Re: Mahoney/Sampo: [agi] Marcus Hutter's lossless compression of human knowledge prize

Mark Waser Tue, 15 Aug 2006 09:56:17 -0700

>> 1. The test is subjective.

I disagree. If you have an automated test with clear criteria like the following, it will be completely objective:

a) the compressing program must be able to output all inconsistencies in the corpus (in their original string form) AND

b) the decompressing program must be able to do the following when presented with a standard list of test ideas/pieces of knowledge

FOR EACH IDEA/PIECE OF KNOWLEDGE IN THE TEST WHICH IS NOT IN THE LIST OF INCONSISTENCIES

if the knowledge is in the corpus, recognize that it is in the corpus.
if the negation of the knowledge is in the corpus, recognize that the test knowledge is false according to the corpus.
if an incorrect substitution has been made to create the test item from an item the corpus (i.e. red for yellow, ten for twenty, etc.), recognize that the test knowledge is false according to the corpus.
if a possibly correct (hierarchical) substitution has been made to create the test item in the corpus, recognize that the substitution is either a) in the corpus for broader concepts (i.e. testing red for corpus lavender, testing dozens for corpus thirty-seven, etc) or b) that there is related information in the corpus which the test idea further refines for narrower substitutions

>> 2. Lossy compression does not imply AI.

and two sentences before

>> A lossy text compressor that did the same thing (recall it in paraphrased fashion) would certainly demonstrate AI.

Require that the decompressing program be able to output all of the compressed file's knowledge in ordinary English. This is a pretty trivial task compared to everything else.

Mark

----- Original Message -----

From: Matt Mahoney

To: [email protected]

Sent: Tuesday, August 15, 2006 12:27 PM

Subject: Re: Mahoney/Sampo: [agi] Marcus Hutter's lossless compression of human knowledge prize

I realize it is tempting to use lossy text compression as a test for AI because that is what the human brain does when we read text and recall it in paraphrased fashion. We remember the ideas and discard details about the _expression_ of those ideas. A lossy text compressor that did the same thing would certainly demonstrate AI.

But there are two problems with using lossy compression as a test of AI:
1. The test is subjective.
2. Lossy compression does not imply AI.

Lets assume we solve the subjectivity problem by having human judges evaluate whether the decompressed output is "close enough" to the input. We already do this with lossy image, audio and video compression (without much consensus).

The second problem remains: ideal lossy compression does not imply passing the Turing test. For lossless compression, it can be proven that it does. Let p(s) be the (unknown) probability that s will be the prefix of a text dialog. Then a machine that can compute p(s) exactly is able to generate response A to question Q with the distribution p(QA)/p(Q) which is indistinguishable from human. The same model minimizes the compressed size, E[log 1/p(s)].

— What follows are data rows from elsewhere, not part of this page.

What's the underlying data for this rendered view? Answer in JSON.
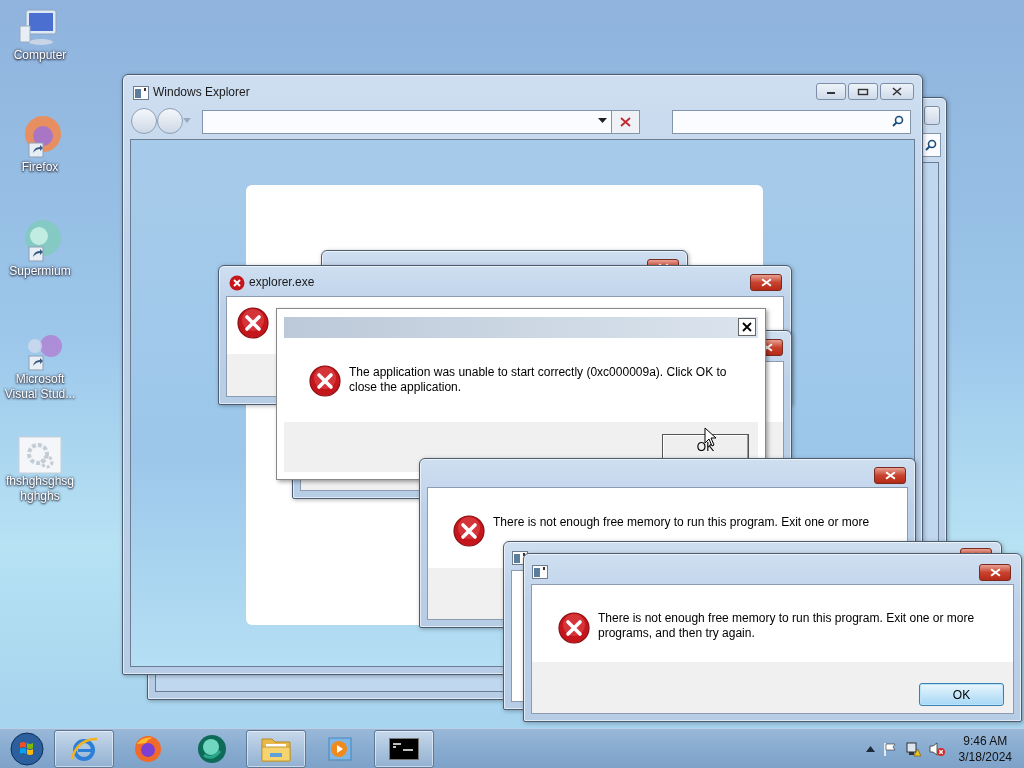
{
  "desktop_icons": [
    {
      "kind": "computer",
      "label": "Computer"
    },
    {
      "kind": "firefox",
      "label": "Firefox"
    },
    {
      "kind": "supermium",
      "label": "Supermium"
    },
    {
      "kind": "visualstudio",
      "label": "Microsoft Visual Stud..."
    },
    {
      "kind": "file",
      "label": "fhshghsghsghghghs"
    }
  ],
  "explorer": {
    "title": "Windows Explorer"
  },
  "dialogs": [
    {
      "kind": "titled",
      "title": "explorer.exe"
    },
    {
      "kind": "plain",
      "message": "The application was unable to start correctly (0xc000009a). Click OK to close the application.",
      "button": "OK"
    },
    {
      "kind": "covered",
      "message": "There is not enough free memory to run this program. Exit one or more"
    },
    {
      "kind": "front",
      "message": "There is not enough free memory to run this program. Exit one or more programs, and then try again.",
      "button": "OK"
    }
  ],
  "taskbar": {
    "items": [
      {
        "kind": "ie",
        "running": true
      },
      {
        "kind": "firefox",
        "running": false
      },
      {
        "kind": "supermium",
        "running": false
      },
      {
        "kind": "folder",
        "running": true
      },
      {
        "kind": "media",
        "running": false
      },
      {
        "kind": "cmd",
        "running": true
      }
    ],
    "time": "9:46 AM",
    "date": "3/18/2024"
  }
}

This proof does not hold for lossy compression because different lossless models map to identical lossy models. The desired property of a lossless compressor C is that if and only if s1 and s2 have the same meaning (to most people), then the encodings C(s1) = C(s2). This code will ideally have length log 1/(p(s1)+p(s2)). But this does not imply that the decompressor knows p(s1) or p(s2). Thus, the decompressor may decompress to s1 or s2 or choose randomly between them. In general, the output distribution will be different than the true distrubution p(s1), p(s2), so it will be distinguishable from human even if the compression ratio is ideal.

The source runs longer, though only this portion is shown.